The Board of Governors of the Federal Reserve System and the Office of the Comptroller of the Currency (OCC) have provided final clearance for the pending FNB-UB Bancorp merger as well as the merger of UB Bancorp's bank subsidiary, Union Bank, into FNB's bank subsidiary, First National Bank of Pennsylvania. UB Bancorp stockholders approved the proposed merger at a special meeting on September 21, 2022.

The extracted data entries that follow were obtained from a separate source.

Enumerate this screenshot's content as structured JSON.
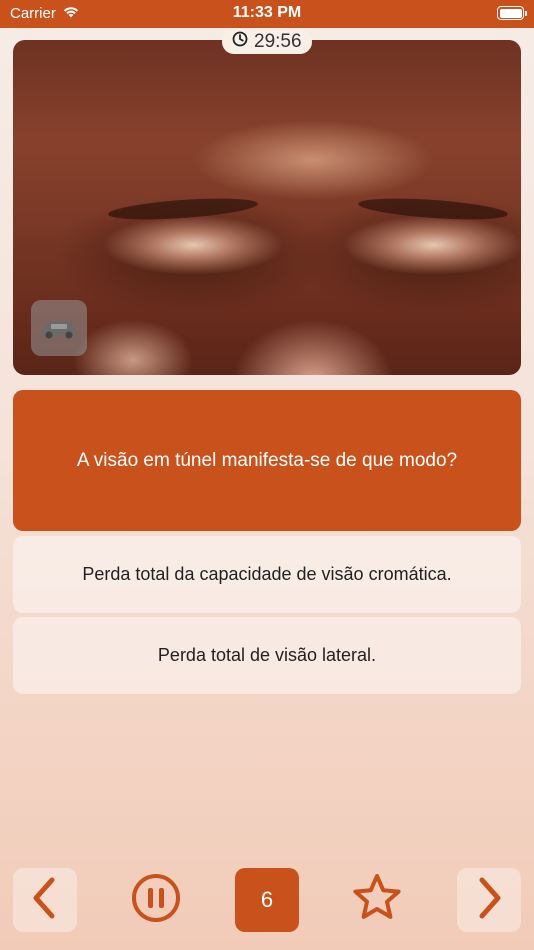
{
  "status_bar": {
    "carrier": "Carrier",
    "time": "11:33 PM"
  },
  "timer": {
    "value": "29:56",
    "icon": "clock-icon"
  },
  "image": {
    "overlay_icon": "car-icon"
  },
  "question": {
    "text": "A visão em túnel manifesta-se de que modo?"
  },
  "answers": [
    {
      "text": "Perda total da capacidade de visão cromática."
    },
    {
      "text": "Perda total de visão lateral."
    }
  ],
  "toolbar": {
    "prev_icon": "chevron-left-icon",
    "pause_icon": "pause-icon",
    "page_number": "6",
    "star_icon": "star-icon",
    "next_icon": "chevron-right-icon"
  },
  "colors": {
    "accent": "#c8511c",
    "background_top": "#f7ece7",
    "background_bottom": "#f2cbb8"
  }
}
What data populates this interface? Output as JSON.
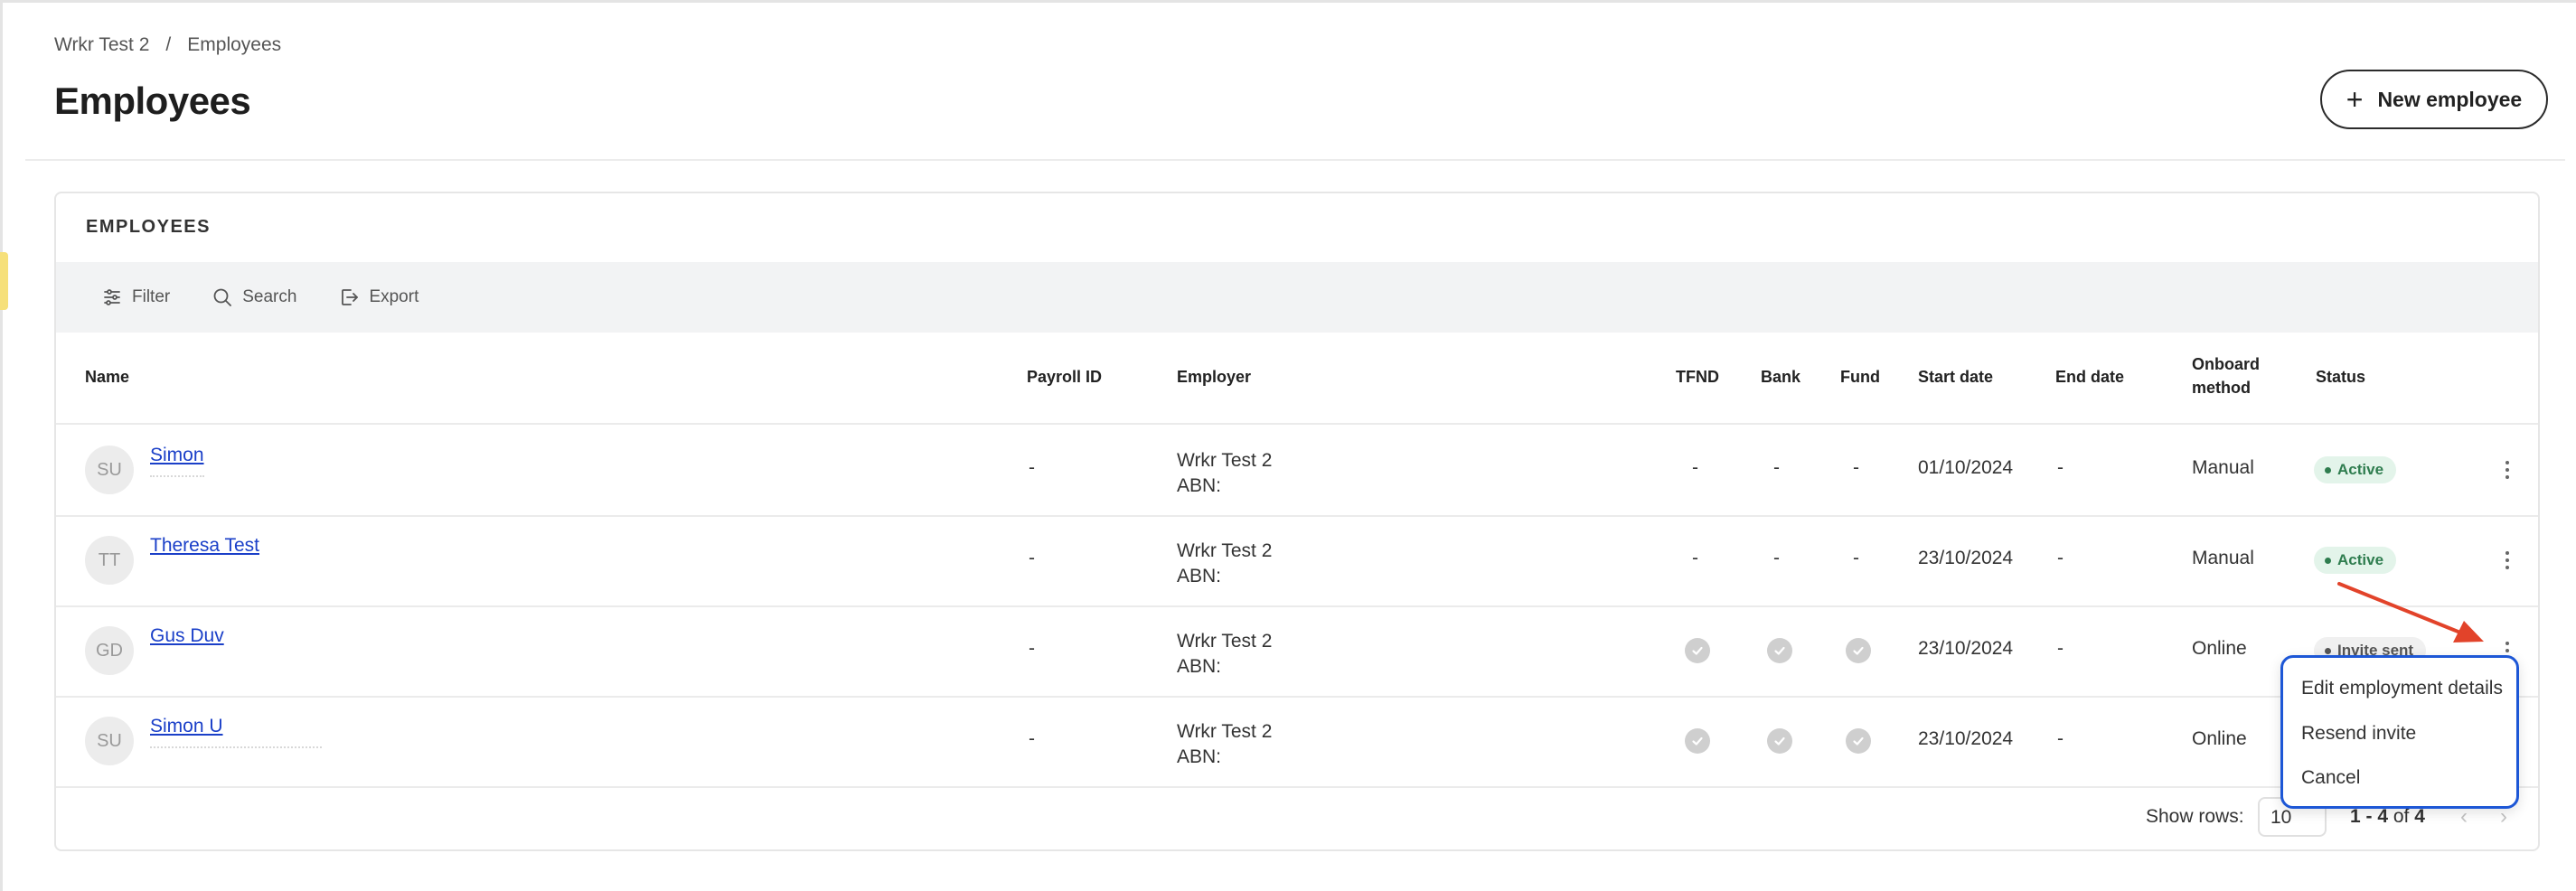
{
  "breadcrumb": {
    "parent": "Wrkr Test 2",
    "separator": "/",
    "current": "Employees"
  },
  "page": {
    "title": "Employees",
    "new_button_label": "New employee"
  },
  "card": {
    "title": "EMPLOYEES"
  },
  "toolbar": {
    "filter_label": "Filter",
    "search_label": "Search",
    "export_label": "Export"
  },
  "table": {
    "headers": {
      "name": "Name",
      "payroll_id": "Payroll ID",
      "employer": "Employer",
      "tfnd": "TFND",
      "bank": "Bank",
      "fund": "Fund",
      "start_date": "Start date",
      "end_date": "End date",
      "onboard_method_1": "Onboard",
      "onboard_method_2": "method",
      "status": "Status"
    },
    "rows": [
      {
        "initials": "SU",
        "name": "Simon ",
        "payroll_id": "-",
        "employer": "Wrkr Test 2",
        "abn": "ABN:",
        "tfnd": "-",
        "bank": "-",
        "fund": "-",
        "start_date": "01/10/2024",
        "end_date": "-",
        "onboard_method": "Manual",
        "status": "Active"
      },
      {
        "initials": "TT",
        "name": "Theresa Test",
        "payroll_id": "-",
        "employer": "Wrkr Test 2",
        "abn": "ABN:",
        "tfnd": "-",
        "bank": "-",
        "fund": "-",
        "start_date": "23/10/2024",
        "end_date": "-",
        "onboard_method": "Manual",
        "status": "Active"
      },
      {
        "initials": "GD",
        "name": "Gus Duv",
        "payroll_id": "-",
        "employer": "Wrkr Test 2",
        "abn": "ABN:",
        "start_date": "23/10/2024",
        "end_date": "-",
        "onboard_method": "Online",
        "status": "Invite sent"
      },
      {
        "initials": "SU",
        "name": "Simon U",
        "payroll_id": "-",
        "employer": "Wrkr Test 2",
        "abn": "ABN:",
        "start_date": "23/10/2024",
        "end_date": "-",
        "onboard_method": "Online"
      }
    ]
  },
  "pagination": {
    "show_rows_label": "Show rows:",
    "rows_value": "10",
    "range_start": "1 - 4",
    "range_of": "of",
    "range_total": "4",
    "prev_icon": "‹",
    "next_icon": "›"
  },
  "row_menu": {
    "items": [
      "Edit employment details",
      "Resend invite",
      "Cancel"
    ]
  },
  "colors": {
    "link": "#1a3fc8",
    "active_badge_bg": "#e3f4ea",
    "active_badge_text": "#2f7d4f",
    "menu_border": "#1d57d6",
    "annotation_arrow": "#e2432a",
    "edge_accent": "#f6e07a"
  },
  "icons": {
    "filter": "sliders-icon",
    "search": "search-icon",
    "export": "export-icon",
    "add": "plus-icon",
    "row_actions": "kebab-icon",
    "check": "check-circle-icon"
  }
}
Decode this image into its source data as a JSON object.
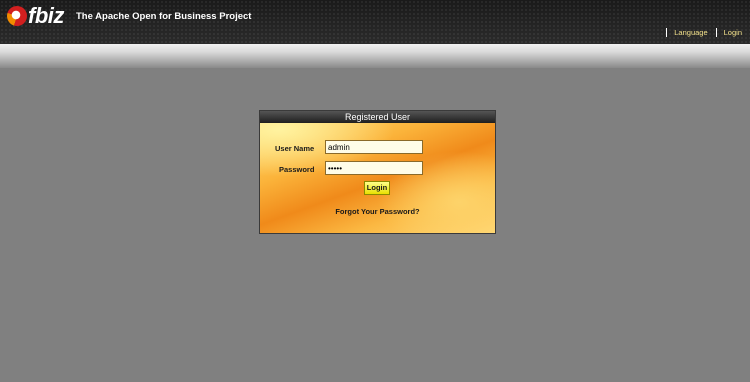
{
  "header": {
    "logo_text": "fbiz",
    "tagline": "The Apache Open for Business Project",
    "nav": {
      "language": "Language",
      "login": "Login"
    }
  },
  "login": {
    "title": "Registered User",
    "username_label": "User Name",
    "username_value": "admin",
    "password_label": "Password",
    "password_value": "•••••",
    "login_button": "Login",
    "forgot_password": "Forgot Your Password?"
  },
  "colors": {
    "page_background": "#808080",
    "header_background": "#1f1f1f",
    "nav_link": "#f2e08a",
    "login_button": "#f0e800",
    "box_gradient": "#f08a1a"
  },
  "icons": {
    "logo": "ofbiz-logo-icon"
  }
}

The proposed merger between FNB and UB Bancorp will further increase FNB's presence in North Carolina, where the combined organization will operate approximately 100 convenient locations and assume the eighth largest deposit market share position1. Following the proposed merger with UB Bancorp on a proforma basis, FNB will have approximately $43 billion in total assets, $35 billion in deposits and $29 billion in total loans.

The completion of the merger remains subject to the satisfaction of certain routine and customary closing conditions. The merger is expected to close and convert in December 2022.

As announced on June 1, 2022, UB Bancorp stockholders will be entitled to receive 1.61 shares of FNB common stock for each share of UB Bancorp common stock they own. The exchange ratio is fixed, and the transaction is expected to qualify as a tax-free exchange for UB Bancorp stockholders.